Mendel’s parents, Baruch and Batsheva, are two of the most determined and dedicated people I know. They moved heaven and earth to help their beloved son. The family spent years cramped in tiny apartments and basements in Brooklyn as Mendel went for treatment. No expense was spared and no effort was too much. The same gritty single-mindedness that contributed so much to the Jewish renaissance in Hungary was devoted to making a miracle for Mendel. And they did make a miracle. Mendel lived for 10 more years. 10 years of Torah study, love and wonder.

Mendel attended Camp Simcha, a special camp for children with serious illnesses, and loved going there. I made sure to ask him about his camping schedule each summer—knowing that it was one of the few things which he shared with other boys his age. Mendel also enjoyed listening to music. (In fact the first time I met him, I was delivering a children's tape that my brother (then teaching in South Africa) had sent him as a gift.) I also remember that he liked to listen to the Yiddish music by Reb Yom Tov Erlich and loved to watch the Itche Kadoozy shows on Chabad.org.

Mendel enjoying a meal in Brooklyn with some old and new friends from Pesti Jesiva and Chabad.org. (L-R) Mendel, Rabbis Yudi Dukes, Moishy Goldman, Menachem Posner, and Chaim Benjaminson.
Mendel enjoying a meal in Brooklyn with some old and new friends from Pesti Jesiva and Chabad.org. (L-R) Mendel, Rabbis Yudi Dukes, Moishy Goldman, Menachem Posner, and Chaim Benjaminson.

Another aspect of Mendel was his sense of humor. He liked to joke. If I answered an email too quickly, he kidded me about how I must have made a mistake by not delaying. He liked to share a corny joke in any one (or more) of the languages that he knew.

Somewhere in a lifetime of suffering, there were those islands of normalcy. I hope that we at Chabad.org were one such island. Mendel was twenty years old, but to me he remained frozen in adolescence, a boy whose life was cut short by a disease that robbed him of his brain, but never his mind.

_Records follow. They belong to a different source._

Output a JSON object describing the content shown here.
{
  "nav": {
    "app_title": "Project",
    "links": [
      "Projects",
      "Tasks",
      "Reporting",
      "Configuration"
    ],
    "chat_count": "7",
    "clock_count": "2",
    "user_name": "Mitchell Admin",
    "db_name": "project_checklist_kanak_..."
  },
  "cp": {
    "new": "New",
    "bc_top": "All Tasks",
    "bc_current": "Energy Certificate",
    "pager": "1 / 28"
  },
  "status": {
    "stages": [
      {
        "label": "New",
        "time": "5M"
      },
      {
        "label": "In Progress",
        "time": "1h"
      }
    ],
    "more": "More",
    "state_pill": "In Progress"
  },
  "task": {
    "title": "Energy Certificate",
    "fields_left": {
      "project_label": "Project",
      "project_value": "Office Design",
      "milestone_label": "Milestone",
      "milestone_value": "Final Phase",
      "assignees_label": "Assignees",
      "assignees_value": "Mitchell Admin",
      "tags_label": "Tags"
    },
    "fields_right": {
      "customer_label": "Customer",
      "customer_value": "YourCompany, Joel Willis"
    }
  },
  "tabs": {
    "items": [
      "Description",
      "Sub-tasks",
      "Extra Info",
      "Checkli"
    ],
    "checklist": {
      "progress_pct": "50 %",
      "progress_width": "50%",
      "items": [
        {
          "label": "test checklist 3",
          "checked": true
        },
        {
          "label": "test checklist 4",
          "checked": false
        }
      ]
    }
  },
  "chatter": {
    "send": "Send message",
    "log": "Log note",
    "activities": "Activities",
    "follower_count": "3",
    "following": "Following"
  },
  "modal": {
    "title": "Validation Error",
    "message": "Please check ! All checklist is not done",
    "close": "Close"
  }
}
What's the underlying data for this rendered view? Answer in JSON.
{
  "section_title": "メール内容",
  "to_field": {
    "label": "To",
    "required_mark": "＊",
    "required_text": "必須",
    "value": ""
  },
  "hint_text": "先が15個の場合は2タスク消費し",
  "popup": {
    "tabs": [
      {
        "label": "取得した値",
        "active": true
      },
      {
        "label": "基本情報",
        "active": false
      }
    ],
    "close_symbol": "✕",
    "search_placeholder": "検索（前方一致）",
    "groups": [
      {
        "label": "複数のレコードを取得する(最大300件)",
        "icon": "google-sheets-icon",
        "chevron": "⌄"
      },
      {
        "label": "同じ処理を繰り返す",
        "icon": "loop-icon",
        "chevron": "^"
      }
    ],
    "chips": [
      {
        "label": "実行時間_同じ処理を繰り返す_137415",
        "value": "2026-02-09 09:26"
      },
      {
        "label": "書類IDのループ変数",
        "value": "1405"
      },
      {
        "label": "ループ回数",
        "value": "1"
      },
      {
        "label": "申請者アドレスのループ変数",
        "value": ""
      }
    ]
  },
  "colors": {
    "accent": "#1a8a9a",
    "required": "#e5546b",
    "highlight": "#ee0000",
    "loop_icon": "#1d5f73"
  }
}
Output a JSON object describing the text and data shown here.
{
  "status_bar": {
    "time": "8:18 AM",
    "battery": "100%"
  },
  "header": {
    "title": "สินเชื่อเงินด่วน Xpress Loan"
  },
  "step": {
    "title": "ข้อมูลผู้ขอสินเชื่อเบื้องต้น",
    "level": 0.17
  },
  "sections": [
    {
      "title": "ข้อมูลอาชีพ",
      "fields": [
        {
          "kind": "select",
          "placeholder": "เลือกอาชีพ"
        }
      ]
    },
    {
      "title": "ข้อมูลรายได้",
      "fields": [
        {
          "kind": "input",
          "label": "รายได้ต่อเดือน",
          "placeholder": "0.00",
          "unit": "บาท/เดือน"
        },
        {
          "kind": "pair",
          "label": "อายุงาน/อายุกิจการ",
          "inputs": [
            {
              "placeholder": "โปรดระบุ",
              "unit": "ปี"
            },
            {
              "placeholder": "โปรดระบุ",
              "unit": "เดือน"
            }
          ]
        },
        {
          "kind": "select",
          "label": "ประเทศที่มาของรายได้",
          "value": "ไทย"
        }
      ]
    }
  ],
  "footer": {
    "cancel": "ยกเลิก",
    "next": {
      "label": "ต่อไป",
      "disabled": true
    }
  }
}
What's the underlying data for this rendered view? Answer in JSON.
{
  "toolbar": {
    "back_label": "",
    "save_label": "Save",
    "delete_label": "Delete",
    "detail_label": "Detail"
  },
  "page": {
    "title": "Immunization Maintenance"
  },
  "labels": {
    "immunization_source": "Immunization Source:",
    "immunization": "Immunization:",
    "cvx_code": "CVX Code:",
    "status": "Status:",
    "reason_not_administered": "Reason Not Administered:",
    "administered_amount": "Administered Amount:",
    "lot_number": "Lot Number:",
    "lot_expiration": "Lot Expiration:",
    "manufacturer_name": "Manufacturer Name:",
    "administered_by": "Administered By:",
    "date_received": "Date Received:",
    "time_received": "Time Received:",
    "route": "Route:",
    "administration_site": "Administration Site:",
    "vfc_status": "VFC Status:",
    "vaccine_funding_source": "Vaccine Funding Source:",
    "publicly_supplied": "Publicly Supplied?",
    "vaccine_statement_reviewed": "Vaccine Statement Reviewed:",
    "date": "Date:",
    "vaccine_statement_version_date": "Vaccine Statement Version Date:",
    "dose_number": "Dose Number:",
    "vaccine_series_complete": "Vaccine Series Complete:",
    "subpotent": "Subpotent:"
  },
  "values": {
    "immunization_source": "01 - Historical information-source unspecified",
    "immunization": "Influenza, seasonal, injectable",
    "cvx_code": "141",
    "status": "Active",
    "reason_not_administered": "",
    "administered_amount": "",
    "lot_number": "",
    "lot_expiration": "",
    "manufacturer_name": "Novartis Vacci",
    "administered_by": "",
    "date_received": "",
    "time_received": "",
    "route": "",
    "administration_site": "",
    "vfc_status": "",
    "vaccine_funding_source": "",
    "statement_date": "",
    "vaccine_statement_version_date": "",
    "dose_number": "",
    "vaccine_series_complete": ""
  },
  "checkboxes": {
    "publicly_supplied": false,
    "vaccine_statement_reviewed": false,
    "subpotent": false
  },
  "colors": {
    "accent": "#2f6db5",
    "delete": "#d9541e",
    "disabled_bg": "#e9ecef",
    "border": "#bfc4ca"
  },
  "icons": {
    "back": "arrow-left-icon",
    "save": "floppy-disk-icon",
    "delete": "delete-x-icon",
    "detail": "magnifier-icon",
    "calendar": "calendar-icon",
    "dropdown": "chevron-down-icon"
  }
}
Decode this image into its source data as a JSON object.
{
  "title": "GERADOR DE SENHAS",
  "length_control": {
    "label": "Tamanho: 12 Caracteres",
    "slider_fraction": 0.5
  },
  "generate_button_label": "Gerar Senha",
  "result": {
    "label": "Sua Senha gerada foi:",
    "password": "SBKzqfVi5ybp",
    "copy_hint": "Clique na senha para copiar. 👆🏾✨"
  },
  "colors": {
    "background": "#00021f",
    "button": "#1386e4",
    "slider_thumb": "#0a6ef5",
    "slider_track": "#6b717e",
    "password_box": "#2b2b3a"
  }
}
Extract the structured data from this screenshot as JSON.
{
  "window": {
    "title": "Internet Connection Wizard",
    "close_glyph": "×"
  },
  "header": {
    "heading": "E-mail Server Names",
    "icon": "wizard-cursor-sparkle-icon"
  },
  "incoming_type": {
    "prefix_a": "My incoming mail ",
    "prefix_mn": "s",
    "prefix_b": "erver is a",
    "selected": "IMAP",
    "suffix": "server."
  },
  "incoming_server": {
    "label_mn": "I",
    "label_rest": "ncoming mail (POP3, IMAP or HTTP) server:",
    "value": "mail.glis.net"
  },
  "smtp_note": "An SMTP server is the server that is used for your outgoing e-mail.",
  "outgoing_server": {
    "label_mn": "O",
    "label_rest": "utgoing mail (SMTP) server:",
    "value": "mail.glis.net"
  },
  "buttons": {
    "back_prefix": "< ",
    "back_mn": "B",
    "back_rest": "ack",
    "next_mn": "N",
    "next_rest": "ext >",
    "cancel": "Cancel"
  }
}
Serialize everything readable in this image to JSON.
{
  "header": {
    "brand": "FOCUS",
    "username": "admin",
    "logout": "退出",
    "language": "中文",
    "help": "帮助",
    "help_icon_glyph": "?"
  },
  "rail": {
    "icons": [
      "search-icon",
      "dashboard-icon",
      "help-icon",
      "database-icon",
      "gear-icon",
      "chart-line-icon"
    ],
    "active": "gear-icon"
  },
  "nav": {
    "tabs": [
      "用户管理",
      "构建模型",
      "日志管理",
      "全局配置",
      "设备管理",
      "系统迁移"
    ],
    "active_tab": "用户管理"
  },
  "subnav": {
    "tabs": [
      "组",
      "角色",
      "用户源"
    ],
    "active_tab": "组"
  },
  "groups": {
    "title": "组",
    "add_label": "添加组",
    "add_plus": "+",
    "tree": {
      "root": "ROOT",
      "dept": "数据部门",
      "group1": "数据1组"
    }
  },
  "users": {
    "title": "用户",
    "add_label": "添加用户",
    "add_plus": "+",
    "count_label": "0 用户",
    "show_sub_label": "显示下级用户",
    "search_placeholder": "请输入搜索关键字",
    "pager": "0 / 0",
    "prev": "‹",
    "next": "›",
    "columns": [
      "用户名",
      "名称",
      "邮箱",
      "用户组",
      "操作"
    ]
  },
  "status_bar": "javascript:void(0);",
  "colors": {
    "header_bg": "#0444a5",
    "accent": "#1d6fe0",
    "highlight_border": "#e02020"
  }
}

To me [email protected] has become a sacred email address, sanctified by tears and by the little big boy who wanted more than anything else to be a Yeshivah student and a Chabad emissary.

Baruch dayan Haemet, blessed be the True Judge.

I have no doubt that as soon as he is able, Mendel will begin peppering Elijah the Prophet with his questions. And if Elijah will not know the answer, I am sure that he will turn to G‑d himself. After all, Mendel never stopped asking.